Prosecutors said Wednesday that John Terry, one of the country’s best-known athletes, racially abused an opponent during an October match. Though the potential penalty – a $4,000 fine – is relatively small, the case throws soccer’s decades-long struggle with racism onto a high-profile stage with deep ramifications for both the sport and Terry, who captains Chelsea and the English national team.
England has largely eradicated the abuse against black players that blighted the game here in the 1970s and ’80s, but recent incidents have raised questions about how far the Premier League has to go. On Tuesday, Liverpool striker Luis Suarez received an eight-match ban and 40,000-pound ($62,000) fine from England’s Football Association for racially abusing a Manchester United player during another match in October.
The sport’s international governing body has a mixed record on the issue. FIFA has launched anti-racism campaigns but its president, Sepp Blatter, set off a wave of outrage last month by claiming that racist abuse does not exist on the soccer field and suggesting that any incidents could be settled by a handshake at the end of a match.
Prosecutors decided on Wednesday to charge Terry after studying video of him apparently hurling abuse at Queens Park Rangers defender Anton Ferdinand toward the end of the Oct. 23 match, which was broadcast around the world. The video appears to show him yelling two obscenities and the word “black.”
Prosecutors declared that Terry had committed a “racially aggravated public order offense.”
Terry denies wrongdoing, though he doesn’t deny saying the words after a verbal clash with Ferdinand. He said the words were taken out of context because he was repeating an accusation he felt had wrongly been made against him.
“I have never aimed a racist remark at anyone and count people from all races and creeds among my closest friends,” Terry said. “I will fight tooth and nail to prove my innocence.”
Ferdinand has not commented directly on the case, and the Football Association has yet to issue a ruling, saying it will wait for the police investigation to be completed. Police and prosecutors became involved after a member of the public made a complaint against the defender, having seen footage of his comments.
“After careful consideration of all the evidence I am satisfied there is sufficient evidence for a realistic prospect of conviction and it is in the public interest to prosecute this case,” Alison Saunders, the chief crown prosecutor for London, said in a statement.
Terry will have to appear at West London Magistrates’ Court on Feb. 1 in a case that could threaten both his public image – worth millions in endorsements – and his international career.

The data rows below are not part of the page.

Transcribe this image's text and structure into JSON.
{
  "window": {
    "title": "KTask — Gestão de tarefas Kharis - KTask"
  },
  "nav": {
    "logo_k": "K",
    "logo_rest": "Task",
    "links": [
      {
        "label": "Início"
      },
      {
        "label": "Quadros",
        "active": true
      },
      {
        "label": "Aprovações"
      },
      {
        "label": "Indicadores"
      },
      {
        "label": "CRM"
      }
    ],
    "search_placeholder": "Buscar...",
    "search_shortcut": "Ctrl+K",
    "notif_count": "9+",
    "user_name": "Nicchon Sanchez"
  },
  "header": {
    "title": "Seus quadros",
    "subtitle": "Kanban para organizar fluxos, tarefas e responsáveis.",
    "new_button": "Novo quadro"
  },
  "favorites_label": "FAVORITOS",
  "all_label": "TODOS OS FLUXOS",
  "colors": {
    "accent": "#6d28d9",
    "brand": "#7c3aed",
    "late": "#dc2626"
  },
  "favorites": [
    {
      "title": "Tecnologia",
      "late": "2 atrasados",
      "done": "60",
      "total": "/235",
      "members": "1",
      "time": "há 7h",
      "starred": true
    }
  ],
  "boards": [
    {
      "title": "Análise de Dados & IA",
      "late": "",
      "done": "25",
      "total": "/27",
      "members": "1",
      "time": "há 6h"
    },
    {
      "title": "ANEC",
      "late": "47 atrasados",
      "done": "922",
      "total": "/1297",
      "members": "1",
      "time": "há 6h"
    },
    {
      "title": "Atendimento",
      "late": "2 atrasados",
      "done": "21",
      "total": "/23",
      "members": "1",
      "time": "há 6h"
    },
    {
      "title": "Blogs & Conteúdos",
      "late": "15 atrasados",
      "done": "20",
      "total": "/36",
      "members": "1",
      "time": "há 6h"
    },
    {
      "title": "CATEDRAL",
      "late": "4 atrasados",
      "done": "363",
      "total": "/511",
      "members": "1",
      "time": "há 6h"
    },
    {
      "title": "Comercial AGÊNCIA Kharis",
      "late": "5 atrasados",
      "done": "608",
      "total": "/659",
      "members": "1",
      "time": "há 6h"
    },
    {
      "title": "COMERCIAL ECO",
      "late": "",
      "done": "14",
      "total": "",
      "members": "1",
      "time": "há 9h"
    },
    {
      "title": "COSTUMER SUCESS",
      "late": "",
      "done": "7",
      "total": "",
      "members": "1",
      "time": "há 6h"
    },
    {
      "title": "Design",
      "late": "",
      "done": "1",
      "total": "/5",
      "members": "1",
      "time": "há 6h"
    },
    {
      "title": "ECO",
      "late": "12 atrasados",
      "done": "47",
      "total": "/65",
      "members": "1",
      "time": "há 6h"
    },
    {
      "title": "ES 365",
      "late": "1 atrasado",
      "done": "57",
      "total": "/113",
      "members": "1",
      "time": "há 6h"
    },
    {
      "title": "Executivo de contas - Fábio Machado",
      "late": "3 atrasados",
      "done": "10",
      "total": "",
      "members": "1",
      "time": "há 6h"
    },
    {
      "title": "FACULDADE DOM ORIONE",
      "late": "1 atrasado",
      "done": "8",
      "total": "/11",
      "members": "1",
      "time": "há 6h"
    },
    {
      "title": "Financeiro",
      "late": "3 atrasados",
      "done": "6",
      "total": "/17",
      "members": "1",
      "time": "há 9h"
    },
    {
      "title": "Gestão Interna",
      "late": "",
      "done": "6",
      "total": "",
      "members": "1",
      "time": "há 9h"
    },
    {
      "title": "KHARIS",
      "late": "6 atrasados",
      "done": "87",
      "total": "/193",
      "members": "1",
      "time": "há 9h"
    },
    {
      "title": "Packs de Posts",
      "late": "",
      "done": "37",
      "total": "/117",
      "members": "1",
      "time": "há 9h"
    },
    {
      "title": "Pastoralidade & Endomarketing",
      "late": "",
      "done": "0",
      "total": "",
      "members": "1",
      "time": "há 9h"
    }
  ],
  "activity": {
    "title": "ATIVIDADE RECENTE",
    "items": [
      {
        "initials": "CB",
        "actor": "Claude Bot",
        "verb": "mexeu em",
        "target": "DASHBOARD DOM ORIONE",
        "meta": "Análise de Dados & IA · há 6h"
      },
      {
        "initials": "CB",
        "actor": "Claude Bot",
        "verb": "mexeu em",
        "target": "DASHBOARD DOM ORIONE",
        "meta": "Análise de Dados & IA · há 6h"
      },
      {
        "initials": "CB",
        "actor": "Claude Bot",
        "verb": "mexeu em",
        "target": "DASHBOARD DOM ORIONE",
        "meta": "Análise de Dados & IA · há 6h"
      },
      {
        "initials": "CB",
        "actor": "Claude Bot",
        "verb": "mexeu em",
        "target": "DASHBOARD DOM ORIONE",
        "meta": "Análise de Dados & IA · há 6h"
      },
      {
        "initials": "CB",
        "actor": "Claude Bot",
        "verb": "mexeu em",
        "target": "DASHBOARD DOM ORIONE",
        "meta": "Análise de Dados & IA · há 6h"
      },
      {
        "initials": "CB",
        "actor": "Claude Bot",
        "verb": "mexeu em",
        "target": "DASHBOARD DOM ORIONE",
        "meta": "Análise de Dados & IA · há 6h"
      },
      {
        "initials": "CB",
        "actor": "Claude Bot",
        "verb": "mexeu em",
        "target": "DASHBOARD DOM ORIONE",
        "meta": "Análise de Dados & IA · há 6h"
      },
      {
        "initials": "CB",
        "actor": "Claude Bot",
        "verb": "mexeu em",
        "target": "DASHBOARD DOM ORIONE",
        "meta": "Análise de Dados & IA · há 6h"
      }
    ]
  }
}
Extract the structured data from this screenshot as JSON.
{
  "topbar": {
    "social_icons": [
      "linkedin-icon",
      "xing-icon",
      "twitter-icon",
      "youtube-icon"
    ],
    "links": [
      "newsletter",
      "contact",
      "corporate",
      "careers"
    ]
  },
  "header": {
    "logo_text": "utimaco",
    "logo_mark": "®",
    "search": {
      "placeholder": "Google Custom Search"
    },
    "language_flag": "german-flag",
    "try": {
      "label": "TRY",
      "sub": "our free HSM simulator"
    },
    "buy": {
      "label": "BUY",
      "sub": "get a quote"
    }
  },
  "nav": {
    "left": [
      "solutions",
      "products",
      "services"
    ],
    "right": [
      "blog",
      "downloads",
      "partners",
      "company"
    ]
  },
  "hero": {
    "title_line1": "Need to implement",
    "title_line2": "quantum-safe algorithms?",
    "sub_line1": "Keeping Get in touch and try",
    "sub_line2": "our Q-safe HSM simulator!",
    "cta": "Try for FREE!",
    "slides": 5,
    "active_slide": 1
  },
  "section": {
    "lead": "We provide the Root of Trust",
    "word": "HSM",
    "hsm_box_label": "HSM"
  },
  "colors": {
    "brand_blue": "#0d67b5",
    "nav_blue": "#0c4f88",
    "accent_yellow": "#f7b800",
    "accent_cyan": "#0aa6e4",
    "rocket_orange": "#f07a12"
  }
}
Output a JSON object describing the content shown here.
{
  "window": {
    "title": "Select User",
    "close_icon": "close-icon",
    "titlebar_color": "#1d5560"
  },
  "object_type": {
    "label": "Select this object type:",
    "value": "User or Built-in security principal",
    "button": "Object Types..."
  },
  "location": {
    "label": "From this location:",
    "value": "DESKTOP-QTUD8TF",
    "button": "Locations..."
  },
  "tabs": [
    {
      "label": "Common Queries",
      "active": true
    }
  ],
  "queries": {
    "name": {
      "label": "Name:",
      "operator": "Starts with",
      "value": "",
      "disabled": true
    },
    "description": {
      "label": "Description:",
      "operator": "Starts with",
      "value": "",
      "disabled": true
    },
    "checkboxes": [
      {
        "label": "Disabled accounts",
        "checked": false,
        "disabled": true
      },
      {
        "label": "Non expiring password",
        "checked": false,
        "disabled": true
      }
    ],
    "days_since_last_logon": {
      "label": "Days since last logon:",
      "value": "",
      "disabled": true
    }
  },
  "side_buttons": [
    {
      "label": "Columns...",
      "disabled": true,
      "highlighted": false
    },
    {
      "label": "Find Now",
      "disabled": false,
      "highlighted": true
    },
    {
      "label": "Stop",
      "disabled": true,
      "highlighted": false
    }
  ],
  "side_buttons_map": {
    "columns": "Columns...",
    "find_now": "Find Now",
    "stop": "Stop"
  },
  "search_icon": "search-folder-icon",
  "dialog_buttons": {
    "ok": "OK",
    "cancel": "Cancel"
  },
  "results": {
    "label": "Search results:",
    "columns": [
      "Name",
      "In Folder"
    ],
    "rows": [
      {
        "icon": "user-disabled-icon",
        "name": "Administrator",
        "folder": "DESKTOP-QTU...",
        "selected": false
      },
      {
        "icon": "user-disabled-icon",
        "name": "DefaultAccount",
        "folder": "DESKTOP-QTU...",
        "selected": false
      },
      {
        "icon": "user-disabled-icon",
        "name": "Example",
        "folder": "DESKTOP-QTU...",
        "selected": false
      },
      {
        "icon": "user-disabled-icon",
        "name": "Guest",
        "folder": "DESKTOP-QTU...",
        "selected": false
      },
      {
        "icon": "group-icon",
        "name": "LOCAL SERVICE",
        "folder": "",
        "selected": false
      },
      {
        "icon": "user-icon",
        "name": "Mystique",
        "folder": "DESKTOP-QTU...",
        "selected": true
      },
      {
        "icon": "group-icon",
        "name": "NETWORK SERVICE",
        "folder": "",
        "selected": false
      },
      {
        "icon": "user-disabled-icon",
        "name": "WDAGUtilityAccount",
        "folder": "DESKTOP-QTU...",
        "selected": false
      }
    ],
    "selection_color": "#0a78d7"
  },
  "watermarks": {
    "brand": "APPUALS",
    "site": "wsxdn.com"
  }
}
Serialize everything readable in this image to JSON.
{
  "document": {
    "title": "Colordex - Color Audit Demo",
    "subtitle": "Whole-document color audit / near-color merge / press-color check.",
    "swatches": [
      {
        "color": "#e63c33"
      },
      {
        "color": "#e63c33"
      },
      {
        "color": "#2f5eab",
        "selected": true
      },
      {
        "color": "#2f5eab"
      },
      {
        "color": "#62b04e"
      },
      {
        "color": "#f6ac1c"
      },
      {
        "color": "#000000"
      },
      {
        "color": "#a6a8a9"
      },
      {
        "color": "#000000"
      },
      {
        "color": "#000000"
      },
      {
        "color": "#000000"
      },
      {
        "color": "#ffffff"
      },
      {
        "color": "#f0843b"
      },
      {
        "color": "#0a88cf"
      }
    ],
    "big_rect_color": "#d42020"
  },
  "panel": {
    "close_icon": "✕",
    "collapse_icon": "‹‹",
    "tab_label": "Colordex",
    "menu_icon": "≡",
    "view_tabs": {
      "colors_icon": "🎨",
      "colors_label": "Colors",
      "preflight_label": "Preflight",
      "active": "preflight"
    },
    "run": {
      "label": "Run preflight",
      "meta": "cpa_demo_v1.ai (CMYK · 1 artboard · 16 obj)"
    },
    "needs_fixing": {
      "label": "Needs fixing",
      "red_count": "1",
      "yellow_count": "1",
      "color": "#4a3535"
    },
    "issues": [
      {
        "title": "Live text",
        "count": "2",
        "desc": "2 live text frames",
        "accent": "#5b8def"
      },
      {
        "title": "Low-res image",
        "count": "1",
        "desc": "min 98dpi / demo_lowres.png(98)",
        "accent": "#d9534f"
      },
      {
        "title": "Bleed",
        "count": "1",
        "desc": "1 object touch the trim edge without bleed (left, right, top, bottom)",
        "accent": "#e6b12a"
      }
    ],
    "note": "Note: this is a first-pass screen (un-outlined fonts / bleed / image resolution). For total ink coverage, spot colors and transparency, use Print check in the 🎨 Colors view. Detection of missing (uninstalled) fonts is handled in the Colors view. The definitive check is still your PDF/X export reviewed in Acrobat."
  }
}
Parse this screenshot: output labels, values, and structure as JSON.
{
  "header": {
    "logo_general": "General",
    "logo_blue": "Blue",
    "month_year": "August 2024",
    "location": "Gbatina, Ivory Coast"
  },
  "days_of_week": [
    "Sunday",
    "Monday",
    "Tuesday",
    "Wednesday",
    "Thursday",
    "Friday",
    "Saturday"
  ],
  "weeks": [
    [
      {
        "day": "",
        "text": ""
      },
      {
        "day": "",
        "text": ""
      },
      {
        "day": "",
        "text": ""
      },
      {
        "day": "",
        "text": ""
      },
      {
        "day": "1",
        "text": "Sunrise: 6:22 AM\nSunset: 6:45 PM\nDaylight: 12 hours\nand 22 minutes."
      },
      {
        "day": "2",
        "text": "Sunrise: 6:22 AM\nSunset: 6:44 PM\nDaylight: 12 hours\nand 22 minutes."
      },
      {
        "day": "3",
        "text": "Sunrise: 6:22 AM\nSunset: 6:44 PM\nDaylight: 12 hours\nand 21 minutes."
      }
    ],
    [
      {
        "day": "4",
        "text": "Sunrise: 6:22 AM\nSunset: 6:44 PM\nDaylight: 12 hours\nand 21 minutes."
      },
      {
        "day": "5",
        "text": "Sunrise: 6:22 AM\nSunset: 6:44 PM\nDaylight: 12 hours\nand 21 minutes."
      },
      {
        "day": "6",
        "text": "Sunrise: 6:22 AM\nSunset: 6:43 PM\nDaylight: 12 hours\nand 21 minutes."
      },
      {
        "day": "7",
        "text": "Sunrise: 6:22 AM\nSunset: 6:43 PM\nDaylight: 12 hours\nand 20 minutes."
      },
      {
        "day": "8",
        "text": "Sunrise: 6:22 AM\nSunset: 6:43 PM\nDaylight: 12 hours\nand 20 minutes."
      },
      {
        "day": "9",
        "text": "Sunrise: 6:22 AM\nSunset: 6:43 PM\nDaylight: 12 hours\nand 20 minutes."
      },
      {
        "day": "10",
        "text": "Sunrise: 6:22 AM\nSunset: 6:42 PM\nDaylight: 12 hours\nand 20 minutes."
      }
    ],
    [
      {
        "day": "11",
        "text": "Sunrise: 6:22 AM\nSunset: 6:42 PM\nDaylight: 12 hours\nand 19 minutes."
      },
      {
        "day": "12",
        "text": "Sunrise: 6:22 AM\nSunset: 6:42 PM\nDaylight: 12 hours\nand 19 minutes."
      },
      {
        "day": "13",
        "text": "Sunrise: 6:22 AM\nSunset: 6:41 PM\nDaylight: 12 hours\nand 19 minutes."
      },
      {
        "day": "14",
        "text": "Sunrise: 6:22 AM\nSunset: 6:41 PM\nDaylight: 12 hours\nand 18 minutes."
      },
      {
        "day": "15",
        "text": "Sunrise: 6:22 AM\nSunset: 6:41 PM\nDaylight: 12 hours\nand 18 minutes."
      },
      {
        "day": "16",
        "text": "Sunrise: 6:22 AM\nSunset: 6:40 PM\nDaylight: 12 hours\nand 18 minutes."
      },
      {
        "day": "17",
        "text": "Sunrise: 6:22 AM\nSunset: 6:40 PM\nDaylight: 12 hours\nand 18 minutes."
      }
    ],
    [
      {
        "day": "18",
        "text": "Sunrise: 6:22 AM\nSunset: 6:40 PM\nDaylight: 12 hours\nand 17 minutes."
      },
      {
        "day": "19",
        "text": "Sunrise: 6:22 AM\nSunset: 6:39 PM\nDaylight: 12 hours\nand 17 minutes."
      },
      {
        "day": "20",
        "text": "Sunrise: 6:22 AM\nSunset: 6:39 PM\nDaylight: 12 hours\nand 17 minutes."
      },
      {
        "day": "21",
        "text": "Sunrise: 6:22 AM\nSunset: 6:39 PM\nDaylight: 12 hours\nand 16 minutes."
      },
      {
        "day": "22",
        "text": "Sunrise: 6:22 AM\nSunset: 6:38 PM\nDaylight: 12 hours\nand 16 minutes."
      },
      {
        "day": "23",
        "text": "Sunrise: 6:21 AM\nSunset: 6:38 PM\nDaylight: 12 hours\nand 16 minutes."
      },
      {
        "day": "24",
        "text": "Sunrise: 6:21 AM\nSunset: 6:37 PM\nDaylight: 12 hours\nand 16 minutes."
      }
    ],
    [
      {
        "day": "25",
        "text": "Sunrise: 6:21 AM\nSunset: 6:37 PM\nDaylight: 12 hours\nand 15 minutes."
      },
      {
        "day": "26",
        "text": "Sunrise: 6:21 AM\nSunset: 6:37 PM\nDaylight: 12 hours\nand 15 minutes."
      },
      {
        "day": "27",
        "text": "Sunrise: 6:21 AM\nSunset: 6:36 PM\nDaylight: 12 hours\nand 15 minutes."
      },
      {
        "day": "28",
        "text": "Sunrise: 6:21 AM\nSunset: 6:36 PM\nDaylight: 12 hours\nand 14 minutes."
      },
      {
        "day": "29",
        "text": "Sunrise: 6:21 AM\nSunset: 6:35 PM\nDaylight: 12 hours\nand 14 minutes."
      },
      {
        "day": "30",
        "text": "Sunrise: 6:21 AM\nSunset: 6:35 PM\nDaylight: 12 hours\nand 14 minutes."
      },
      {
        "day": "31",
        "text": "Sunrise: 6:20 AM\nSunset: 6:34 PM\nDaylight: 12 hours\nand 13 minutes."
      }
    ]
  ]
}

If he is found guilty, it will be difficult for him to represent England at next summer’s European Championship – especially since he often partners with Ferdinand’s brother Rio in central defense. Terry already lost the England captaincy once, ahead of the 2010 World Cup, after being embroiled in a sex scandal, but he regained the armband this year.
Anti-racism campaigners are hailing prosecutors’ announcement and the FA’s punishment of Suarez as evidence that new weapons are being deployed against racism in soccer.
“It’s a very important point in the history of campaigning against racism in football,” said Herman Ouseley, chairman of the group Kick It Out. “People who are very cynical – and a lot of black footballers have been right up until I think yesterday – think it’s a waste of time because the campaign hasn’t stopped these things from happening. It goes on, it’s quiet, it’s subtle and nothing ever gets done.
“It’s quite important that (players) now feel a bit more confident that, although it has taken a while, due process with decisive action could well make a change.”
Suarez was found by an independent FA panel to have directed racist abuse at Manchester United defender Patrice Evra, who is black. However, unlike the Terry case, Suarez’s abuse was not caught on camera and there has been no complaint to the police to trigger a criminal investigation.
Liverpool players issued a statement Wednesday saying they were “shocked and angered” by Suarez’s punishment, and that they support their Uruguayan teammate. “We know he is not racist,” they said.
England is far from alone in European soccer in having to combat discrimination. Most high-profile cases have involved abusive chants by fans against players, but there have been several on-field incidents as well.
The French soccer league has opened an inquiry after claims from Morocco midfielder Kamel Chafni that an assistant referee racially insulted him during Auxerre’s 1-0 defeat at Brest on Saturday.
Bulgaria’s national federation was fined euro40,000 (about $52,000) by UEFA after its fans directed racist abuse at England players during a Euro 2012 qualifying match in September.
But Luis Aragones held onto his job as Spain coach in 2005 after making racist remarks about French striker Thierry Henry, landing a fine of just euro3,000 ($3,900).
“I think the problem has never gone away – it’s just become more subtle and less obvious,” said Ouseley, a member of the House of Lords. “I think there is an awareness that more has to be done.”
Ouseley pointed out that Poland and Ukraine, the co-hosts of Euro 2012, have also had problems with racism in the past, and that next summer’s tournament will be a good indicator of whether they and other countries are taking the matter seriously.
“We know from the reports we’ve had back (that) there are going to be problems there,” Ouseley said. “They will make the right noises but will they do they right thing? Will they stop abuse?”